えええっせい

えっせいです

ドレスコード:オシャレになってから服屋に行きます

 弊社にも文明化の波が来た! その名も、「ドレスコード撤廃!」 乗るしかない、このビッグ・ウェーブに……転覆の未来が見える。

 オフィスでキラキラした女性を見る。弊社、なんでか知らないけれど総合職でも美人の女性が多い。モデルさんかな……というのは少し言い過ぎかもしれないけれど、すれ違って、「ア、キレイナヒト……」と思ってしまう程度に美形な人は、困らないほどいる。会社のイケイケなパンフレットを自前で作れるほどには、美男美女揃い。

 その一方で、「休日のお父さんオフショット百選」みたいなオジサマもいる。毛玉量産タイプのセーターを着て、背中を丸めているさまは未来のワ・タ・シということで全くワロえない。他にもチェックシャツ、イン! みたいなザ・研究者あるいは「イカ京:イカにも京大生」な人もいる。まだプージャーを身に纏い会議室に降り立つ人がいないのが不思議でならないが、多分時間の問題。

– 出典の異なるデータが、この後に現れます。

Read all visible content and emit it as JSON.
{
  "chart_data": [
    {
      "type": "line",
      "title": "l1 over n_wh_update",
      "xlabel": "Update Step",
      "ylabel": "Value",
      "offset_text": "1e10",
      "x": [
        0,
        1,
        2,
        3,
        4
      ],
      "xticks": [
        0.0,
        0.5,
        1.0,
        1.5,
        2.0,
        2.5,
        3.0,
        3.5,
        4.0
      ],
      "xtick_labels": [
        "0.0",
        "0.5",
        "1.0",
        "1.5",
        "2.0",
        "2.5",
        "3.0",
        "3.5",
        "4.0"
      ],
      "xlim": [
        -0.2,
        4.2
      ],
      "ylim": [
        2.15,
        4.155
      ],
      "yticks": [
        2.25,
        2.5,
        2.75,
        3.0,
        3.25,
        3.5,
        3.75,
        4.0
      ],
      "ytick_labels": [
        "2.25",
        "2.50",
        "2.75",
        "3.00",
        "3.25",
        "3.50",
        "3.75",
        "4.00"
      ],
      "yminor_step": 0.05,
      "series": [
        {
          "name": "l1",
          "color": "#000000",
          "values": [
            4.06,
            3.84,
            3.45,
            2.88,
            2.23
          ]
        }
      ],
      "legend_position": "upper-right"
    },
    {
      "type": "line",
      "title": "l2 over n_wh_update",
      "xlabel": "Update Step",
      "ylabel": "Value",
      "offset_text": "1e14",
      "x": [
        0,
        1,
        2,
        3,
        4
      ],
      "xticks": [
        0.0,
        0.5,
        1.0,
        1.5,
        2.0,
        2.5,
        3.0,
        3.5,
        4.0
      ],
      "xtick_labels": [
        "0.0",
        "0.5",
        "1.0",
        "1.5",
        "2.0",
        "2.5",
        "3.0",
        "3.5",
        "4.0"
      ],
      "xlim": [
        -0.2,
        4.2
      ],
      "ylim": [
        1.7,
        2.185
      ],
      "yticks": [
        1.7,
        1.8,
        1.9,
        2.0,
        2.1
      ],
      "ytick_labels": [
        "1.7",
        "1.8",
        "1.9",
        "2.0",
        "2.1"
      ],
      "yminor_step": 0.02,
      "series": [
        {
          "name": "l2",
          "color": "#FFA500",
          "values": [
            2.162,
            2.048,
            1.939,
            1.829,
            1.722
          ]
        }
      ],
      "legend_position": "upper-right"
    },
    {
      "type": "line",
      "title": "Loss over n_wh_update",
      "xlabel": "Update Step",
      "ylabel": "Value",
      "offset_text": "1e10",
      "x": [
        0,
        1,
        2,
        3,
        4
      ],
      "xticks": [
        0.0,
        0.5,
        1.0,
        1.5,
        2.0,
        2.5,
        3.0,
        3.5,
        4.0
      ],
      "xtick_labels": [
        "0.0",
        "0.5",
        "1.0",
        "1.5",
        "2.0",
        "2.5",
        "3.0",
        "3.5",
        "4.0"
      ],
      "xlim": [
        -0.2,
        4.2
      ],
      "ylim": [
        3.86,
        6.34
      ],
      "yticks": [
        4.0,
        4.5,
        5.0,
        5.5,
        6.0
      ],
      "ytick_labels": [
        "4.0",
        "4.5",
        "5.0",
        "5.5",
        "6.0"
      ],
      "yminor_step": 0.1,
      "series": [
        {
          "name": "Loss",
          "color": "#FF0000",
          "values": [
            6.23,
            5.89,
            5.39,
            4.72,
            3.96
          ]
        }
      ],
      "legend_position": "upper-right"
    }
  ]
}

 翻って私であるが、自慢じゃないが大学四年間はもちろん体育会所属の学生らしく部活のネーム入りジャージ、あるいは準じたスウェットで過ごしてしまったので、ロクな私服がない。高校生の制服、あな懐かし……と思いながら過ごした四年間だったので、社会に出てスーツないし制服が贈呈されるやいなや、その恩恵を最大限に享受してきた一人だ。

 で、ドレスコード自由化の波をどう乗り切るかという冒頭の命題に立ち返ると、私の答えは、「多様性を推奨する弊社の中では、自由を与えられながらもスーツを着るという個性を持った人種も必要ではないかね!!!???」という理屈で波を乗りこなすことに決めた。服を買いに行く服がない。もうちょっとオシャレになってから服屋に行きます、という心の友のび太の宣言をよっこら拝借して、この全く希望していない自由という名の不自由を乗り切っていきたい。